I'm studying Mark 11, in which Jesus curses the fruitless fig tree. Mark says Jesus cursed the tree one day, and by the next it had withered to nothing; Matthew gives his account, and we assume it means the fig tree withered before their eyes. Either way, it was fast -- miraculously fast. In Matthew's account, the disciples question Jesus specifically as to how this could have happened so quickly. But Mark gives an interesting detail: "they saw the fig tree dried up from the roots" (v. 20). From the roots.

Now, I'm no horticulturalist, but plants just don't wither from the root up; sure, trouble may begin there, but the signs of trouble -- the indicators we can first see -- occur further out, in leaves and fruit and stems. (There's a lesson there about sticking close to the One in whom you are "rooted," but that's for another day.) They saw the fig tree dried up from the roots. Maybe this was Mark's way of indicating the thorough decimation of this tree, or maybe it was not just a miracle of time but of order. After considering Elvis' slow, methodical decline from tip to root, it's obvious the withering of this fig tree was anomalous. It just doesn't happen that way...

...at least, not visibly.
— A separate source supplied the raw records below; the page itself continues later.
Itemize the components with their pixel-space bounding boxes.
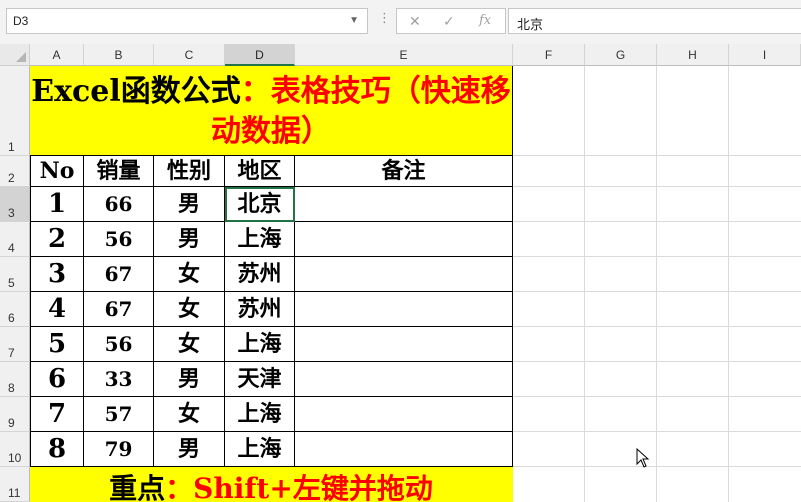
cell-region[interactable]: 上海 <box>225 327 295 362</box>
row-header-7[interactable]: 7 <box>0 327 30 362</box>
cell-no[interactable]: 2 <box>30 222 84 257</box>
row-header-6[interactable]: 6 <box>0 292 30 327</box>
row-header-9[interactable]: 9 <box>0 397 30 432</box>
header-gender[interactable]: 性别 <box>154 156 225 187</box>
column-header-i[interactable]: I <box>729 44 801 66</box>
formula-buttons: ✕ ✓ fx <box>396 8 506 34</box>
select-all-button[interactable] <box>0 44 30 66</box>
cell-sales[interactable]: 79 <box>84 432 154 467</box>
insert-function-icon[interactable]: fx <box>479 13 491 28</box>
formula-input[interactable]: 北京 <box>508 8 801 34</box>
header-region[interactable]: 地区 <box>225 156 295 187</box>
header-sales[interactable]: 销量 <box>84 156 154 187</box>
title-text: Excel函数公式：表格技巧（快速移动数据） <box>31 74 511 149</box>
cancel-icon[interactable]: ✕ <box>409 13 421 30</box>
cell-sales[interactable]: 67 <box>84 292 154 327</box>
cell-sales[interactable]: 57 <box>84 397 154 432</box>
cell-no[interactable]: 5 <box>30 327 84 362</box>
spreadsheet-grid[interactable]: A B C D E F G H I 1 2 3 4 5 6 7 8 9 10 1… <box>0 44 801 502</box>
row-header-1[interactable]: 1 <box>0 66 30 156</box>
cell-region[interactable]: 上海 <box>225 397 295 432</box>
row-header-8[interactable]: 8 <box>0 362 30 397</box>
column-header-c[interactable]: C <box>154 44 225 66</box>
row-header-11[interactable]: 11 <box>0 467 30 502</box>
header-no[interactable]: No <box>30 156 84 187</box>
column-header-e[interactable]: E <box>295 44 513 66</box>
row-header-10[interactable]: 10 <box>0 432 30 467</box>
cell-note[interactable] <box>295 327 513 362</box>
cell-sales[interactable]: 56 <box>84 222 154 257</box>
gridline <box>728 66 729 502</box>
footer-text: 重点：Shift+左键并拖动 <box>109 472 433 502</box>
row-header-4[interactable]: 4 <box>0 222 30 257</box>
cell-region[interactable]: 苏州 <box>225 257 295 292</box>
cell-no[interactable]: 1 <box>30 187 84 222</box>
column-header-f[interactable]: F <box>513 44 585 66</box>
header-note[interactable]: 备注 <box>295 156 513 187</box>
footer-banner[interactable]: 重点：Shift+左键并拖动 <box>30 467 513 502</box>
cell-no[interactable]: 6 <box>30 362 84 397</box>
gridline <box>656 66 657 502</box>
cell-gender[interactable]: 男 <box>154 432 225 467</box>
cell-note[interactable] <box>295 397 513 432</box>
column-header-a[interactable]: A <box>30 44 84 66</box>
cell-sales[interactable]: 66 <box>84 187 154 222</box>
column-header-d[interactable]: D <box>225 44 295 66</box>
cell-no[interactable]: 4 <box>30 292 84 327</box>
cell-sales[interactable]: 56 <box>84 327 154 362</box>
grip-icon: ⋮ <box>378 10 391 25</box>
cell-gender[interactable]: 男 <box>154 187 225 222</box>
name-box-value: D3 <box>13 14 29 28</box>
chevron-down-icon[interactable]: ▼ <box>349 15 359 26</box>
row-header-2[interactable]: 2 <box>0 156 30 187</box>
cell-region[interactable]: 苏州 <box>225 292 295 327</box>
cell-region[interactable]: 上海 <box>225 222 295 257</box>
cell-no[interactable]: 8 <box>30 432 84 467</box>
cell-region-selected[interactable]: 北京 <box>225 187 295 222</box>
column-header-b[interactable]: B <box>84 44 154 66</box>
cell-no[interactable]: 7 <box>30 397 84 432</box>
cell-sales[interactable]: 67 <box>84 257 154 292</box>
row-header-5[interactable]: 5 <box>0 257 30 292</box>
name-box[interactable]: D3 ▼ <box>6 8 368 34</box>
cell-note[interactable] <box>295 292 513 327</box>
cell-gender[interactable]: 女 <box>154 397 225 432</box>
cell-gender[interactable]: 男 <box>154 222 225 257</box>
cell-gender[interactable]: 男 <box>154 362 225 397</box>
cell-note[interactable] <box>295 362 513 397</box>
title-banner[interactable]: Excel函数公式：表格技巧（快速移动数据） <box>30 66 513 156</box>
cell-region[interactable]: 上海 <box>225 432 295 467</box>
cell-region[interactable]: 天津 <box>225 362 295 397</box>
column-header-g[interactable]: G <box>585 44 657 66</box>
formula-input-value: 北京 <box>517 17 544 32</box>
cell-gender[interactable]: 女 <box>154 257 225 292</box>
cell-note[interactable] <box>295 432 513 467</box>
row-header-3[interactable]: 3 <box>0 187 30 222</box>
confirm-icon[interactable]: ✓ <box>443 13 455 30</box>
column-header-h[interactable]: H <box>657 44 729 66</box>
cell-no[interactable]: 3 <box>30 257 84 292</box>
gridline <box>584 66 585 502</box>
cell-note[interactable] <box>295 222 513 257</box>
cell-sales[interactable]: 33 <box>84 362 154 397</box>
formula-bar-area: D3 ▼ ⋮ ✕ ✓ fx 北京 <box>0 0 801 44</box>
cell-gender[interactable]: 女 <box>154 327 225 362</box>
mouse-pointer-icon <box>636 448 650 468</box>
cell-note[interactable] <box>295 257 513 292</box>
cell-note[interactable] <box>295 187 513 222</box>
cell-gender[interactable]: 女 <box>154 292 225 327</box>
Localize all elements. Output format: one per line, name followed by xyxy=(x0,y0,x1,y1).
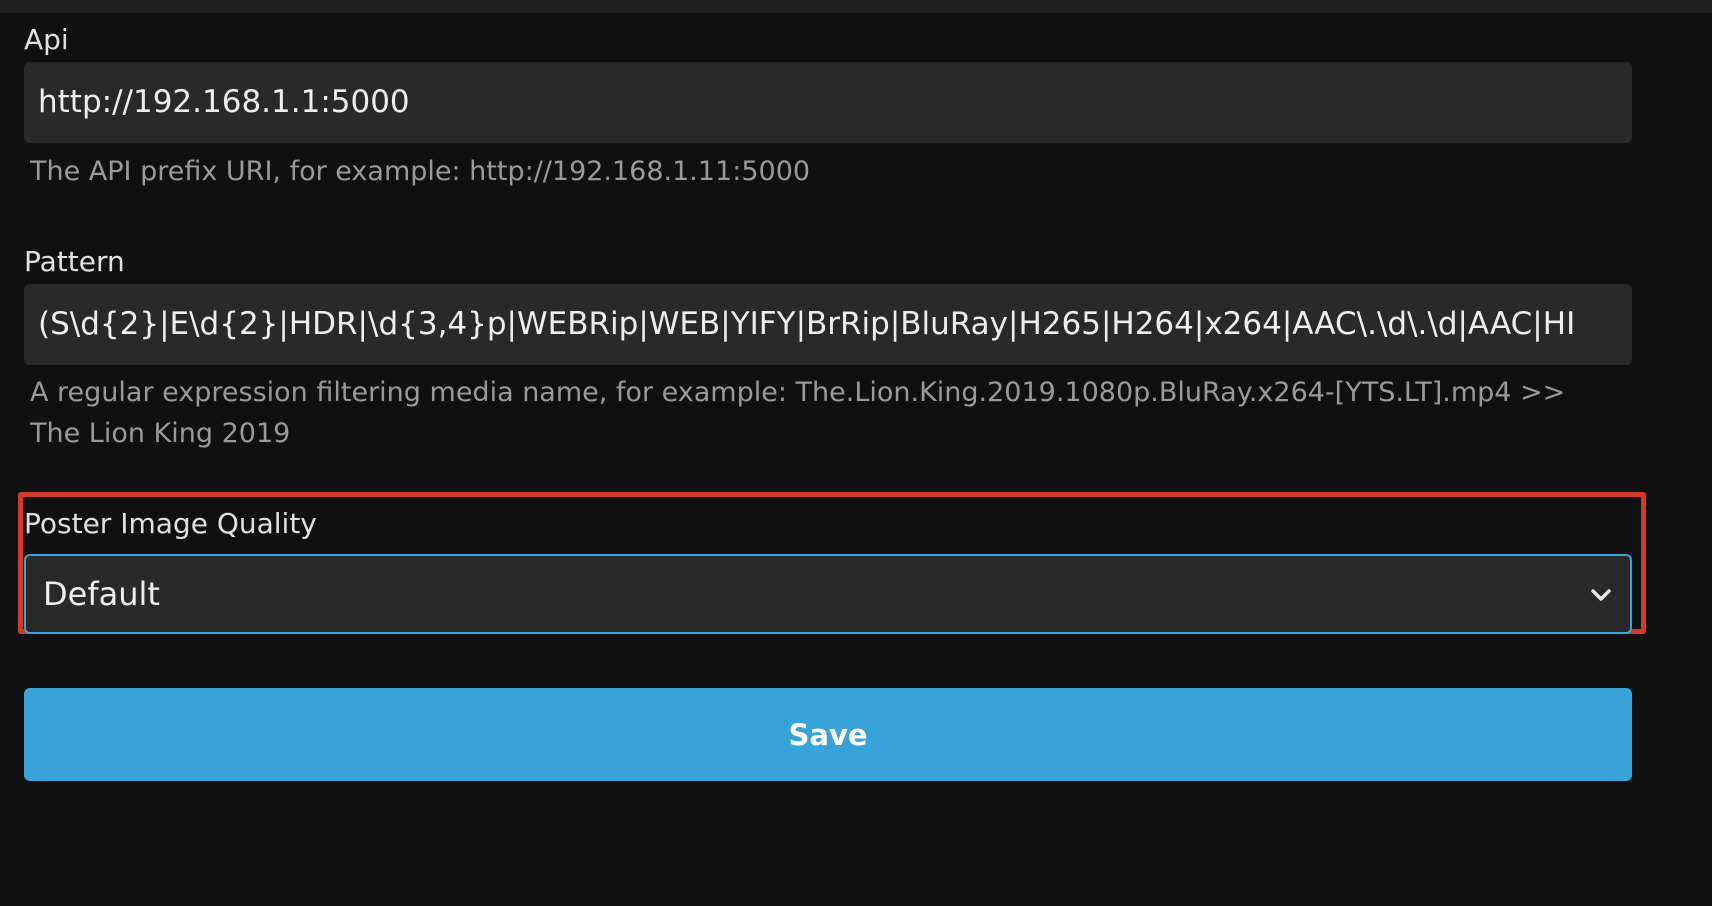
api-help-text: The API prefix URI, for example: http://… xyxy=(30,156,811,187)
pattern-help-text: A regular expression filtering media nam… xyxy=(30,372,1620,454)
pattern-label: Pattern xyxy=(24,245,125,278)
pattern-input[interactable]: (S\d{2}|E\d{2}|HDR|\d{3,4}p|WEBRip|WEB|Y… xyxy=(24,284,1632,365)
chevron-down-icon xyxy=(1591,589,1611,601)
pattern-help-line-2: The Lion King 2019 xyxy=(30,418,291,449)
save-button[interactable]: Save xyxy=(24,688,1632,781)
poster-quality-select[interactable]: Default xyxy=(24,554,1632,634)
api-input[interactable]: http://192.168.1.1:5000 xyxy=(24,62,1632,143)
top-bar xyxy=(0,0,1712,13)
poster-quality-selected-value: Default xyxy=(43,575,160,613)
pattern-help-line-1: A regular expression filtering media nam… xyxy=(30,377,1566,408)
poster-quality-label: Poster Image Quality xyxy=(24,507,317,540)
api-label: Api xyxy=(24,23,69,56)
The things we see are indicators, usually, of what's going on inside, deep down below the soil. My plant-savvy husband believes Elvis' problems began with the soil; that cool nights and humid days led to constant saturation that rotted the roots, preventing the furthermost parts from receiving proper nutrition. Something we could not see, happening below the surface, that sickened and ultimately did Elvis in.

Like Israel. Like us sometimes. Fearful thoughts, eyes and minds permeated with junk television, false teaching, days without quiet time with God, "little" sins that "don't hurt anyone" -- they all lead to decay and sickness. To the day when our lack of fruit shows the world we are dead at the root. Maybe that was Mark's point; maybe he knew the things we see merely reflect the things going on within.

What is going on below the soil in your garden?